En la prensa clásica, el orden de las ideas dentro del propio texto correspondía a una importancia decreciente, de tal forma que lo más importante se decía al principio y se dejaba para el final aquello que resultaba más accesorio. Sin embargo, sabemos que los patrones de lectura de internet no se corresponden con este esquema. La construcción que permite el hipertexto ofrece al usuario diferentes itinerarios posibles para ahondar en una misma historia.

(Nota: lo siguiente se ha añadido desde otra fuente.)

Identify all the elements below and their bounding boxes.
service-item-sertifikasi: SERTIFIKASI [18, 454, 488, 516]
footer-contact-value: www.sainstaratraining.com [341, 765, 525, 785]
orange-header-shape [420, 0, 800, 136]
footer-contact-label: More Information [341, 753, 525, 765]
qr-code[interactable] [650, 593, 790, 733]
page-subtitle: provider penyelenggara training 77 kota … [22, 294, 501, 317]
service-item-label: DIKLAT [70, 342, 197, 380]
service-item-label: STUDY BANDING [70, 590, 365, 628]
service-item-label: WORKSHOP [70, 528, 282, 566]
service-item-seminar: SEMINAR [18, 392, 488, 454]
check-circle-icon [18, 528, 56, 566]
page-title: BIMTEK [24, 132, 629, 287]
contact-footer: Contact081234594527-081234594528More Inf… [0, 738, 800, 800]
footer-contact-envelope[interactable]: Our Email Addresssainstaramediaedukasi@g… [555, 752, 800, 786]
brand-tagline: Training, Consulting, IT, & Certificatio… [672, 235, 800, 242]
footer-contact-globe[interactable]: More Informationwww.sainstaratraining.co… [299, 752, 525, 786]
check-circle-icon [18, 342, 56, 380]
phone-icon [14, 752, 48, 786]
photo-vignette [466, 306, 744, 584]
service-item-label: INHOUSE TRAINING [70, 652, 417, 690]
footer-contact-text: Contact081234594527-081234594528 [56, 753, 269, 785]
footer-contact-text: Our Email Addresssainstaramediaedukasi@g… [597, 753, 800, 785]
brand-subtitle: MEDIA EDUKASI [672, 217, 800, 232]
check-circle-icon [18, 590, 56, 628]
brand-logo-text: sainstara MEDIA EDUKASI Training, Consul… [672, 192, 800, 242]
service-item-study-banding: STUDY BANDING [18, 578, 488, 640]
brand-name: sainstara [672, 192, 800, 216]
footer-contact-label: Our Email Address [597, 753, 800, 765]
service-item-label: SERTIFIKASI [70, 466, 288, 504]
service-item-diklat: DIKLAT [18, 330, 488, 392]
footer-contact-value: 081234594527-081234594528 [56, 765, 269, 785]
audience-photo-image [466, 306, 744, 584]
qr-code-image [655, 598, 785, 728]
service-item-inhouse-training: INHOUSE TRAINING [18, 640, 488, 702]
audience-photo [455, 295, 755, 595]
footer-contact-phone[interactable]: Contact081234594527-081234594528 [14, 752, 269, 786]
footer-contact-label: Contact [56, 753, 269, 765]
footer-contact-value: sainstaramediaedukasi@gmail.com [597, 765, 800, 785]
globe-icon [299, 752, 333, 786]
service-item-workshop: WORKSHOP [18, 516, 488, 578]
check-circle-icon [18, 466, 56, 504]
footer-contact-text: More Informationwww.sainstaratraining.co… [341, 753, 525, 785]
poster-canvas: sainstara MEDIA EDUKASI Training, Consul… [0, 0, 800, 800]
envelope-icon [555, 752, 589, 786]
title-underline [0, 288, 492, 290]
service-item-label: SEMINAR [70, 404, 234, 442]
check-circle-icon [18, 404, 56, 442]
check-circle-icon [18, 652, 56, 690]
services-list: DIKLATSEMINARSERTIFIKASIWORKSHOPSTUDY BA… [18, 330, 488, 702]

8. Ten presente la infografía

Los contenidos audiovisuales son una de las bazas más fuertes para captar la atención en internet. Las infografías ofrecen además una serie de datos en clave gráfica que suponen información consumida sin esfuerzo en un entorno en el que los mensajes resultan cada vez más estridentes y a veces indescifrables.

9. Dale importancia a la fotografía

Porque la estética que acompaña a unas líneas le imprime también un carácter especial. El gusto por el trabajo bien hecho y la coherencia con respecto no sólo al propio texto sino a la estrategia de contenido global son vitales. Además, es otro de los elementos importantes a la hora de captar la atención del lector.

10. Aporta algo más con las historias audiovisuales

Los elementos audiovisuales son un punto más en el storytelling, una forma de contar las cosas mucho más dinámica, aunque al mismo tiempo requiere de más recursos y tiempo. La viralización de los vídeos y el aumento de su consumo a través de plataformas como You Tube son importantes para conseguir que el contenido nos catapulte hacia el paraíso de los clientes con el que todo el mundo sueña.